Some 20,000 people are allowed to enter France on work visas and another 15,000 for family reasons each year, according to the Ministry of the Interior, which is responsible for immigration.

Guéant also said he would not exclude changes to France’s policy on asylum seekers, suggesting a cap on asylum visas was also on the table.

The opposition Socialist Party and the organization SOS Racism have already condemned Guéant’s statement as a “provocation”.

Socialist MP Sandrine Mazetier said cutbacks to family reunification visas violated “fundamental rights” and accused the government of exploiting the issue of immigration to divert attention away from the country’s unemployment.

Guéant had already enraged rights groups earlier in the week by saying that the “increase in the number” of Muslims in France posed “a problem”.

His statements come amid widening divisions within President Nicolas Sarkozy’s ruling UMP party, where conservatives embrace a hard line against immigration that party centrists reject.

Missing statistics

According to Mirna Safi, a sociologist and research director with the Paris Institute of Political Studies, France’s policy of restricting immigration has remained relatively consistent for the past 30 years.

The only exception has been the so called “competences and talents” visa, proposed by Nicolas Sarkozy in 2003 when he was interior minister.

“It was a small and isolated recognition of a need for immigrant workers,” Safi says.

Sarkozy said at the time that the new visa would allow immigrants chosen for their professional capacities to enter France and reverse what he said was a trend of unskilled immigrants leeching on the state’s social programmes.

But the competences and talents visa did not produce a significant increase in legal and professional immigrant workers after 2003, says Xavier Thierry, who tracked immigration flows for France’s National Institute of Demographic Studies (INED) until 2008.

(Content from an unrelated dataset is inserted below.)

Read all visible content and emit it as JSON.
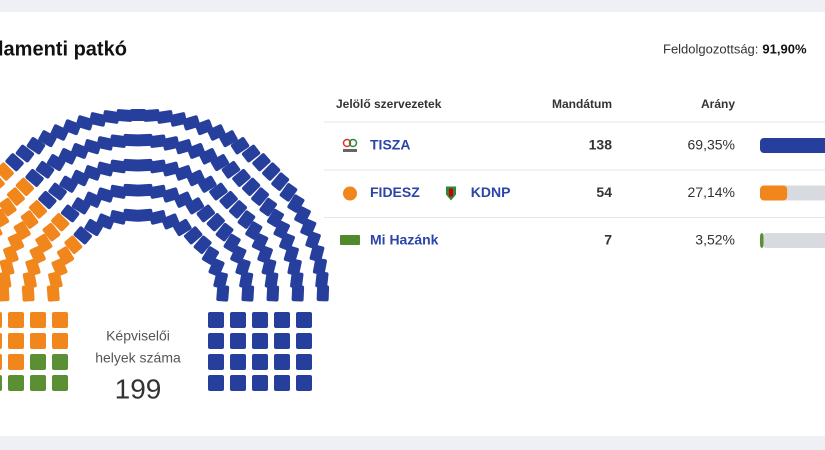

“A stable figure of five percent of immigration for professional reasons may have increased to eight to 10 percent,” Thierry says, adding that a pronounced change in immigration flows could not be determined immediately by annual statistics.

Thierry admits that he was the only researcher at INED to study immigration flows and asked to be taken off the subject after feeling “discouraged”. No one has taken over from him, and data relative to immigration in France, legal or not, is scarce after 2008.

As to the contradiction between France’s intense interest in the subject of immigration and the lack of information to encourage or oppose further immigration, Thierry is reluctant to answer.

“There is a problem,” he awkwardly offers.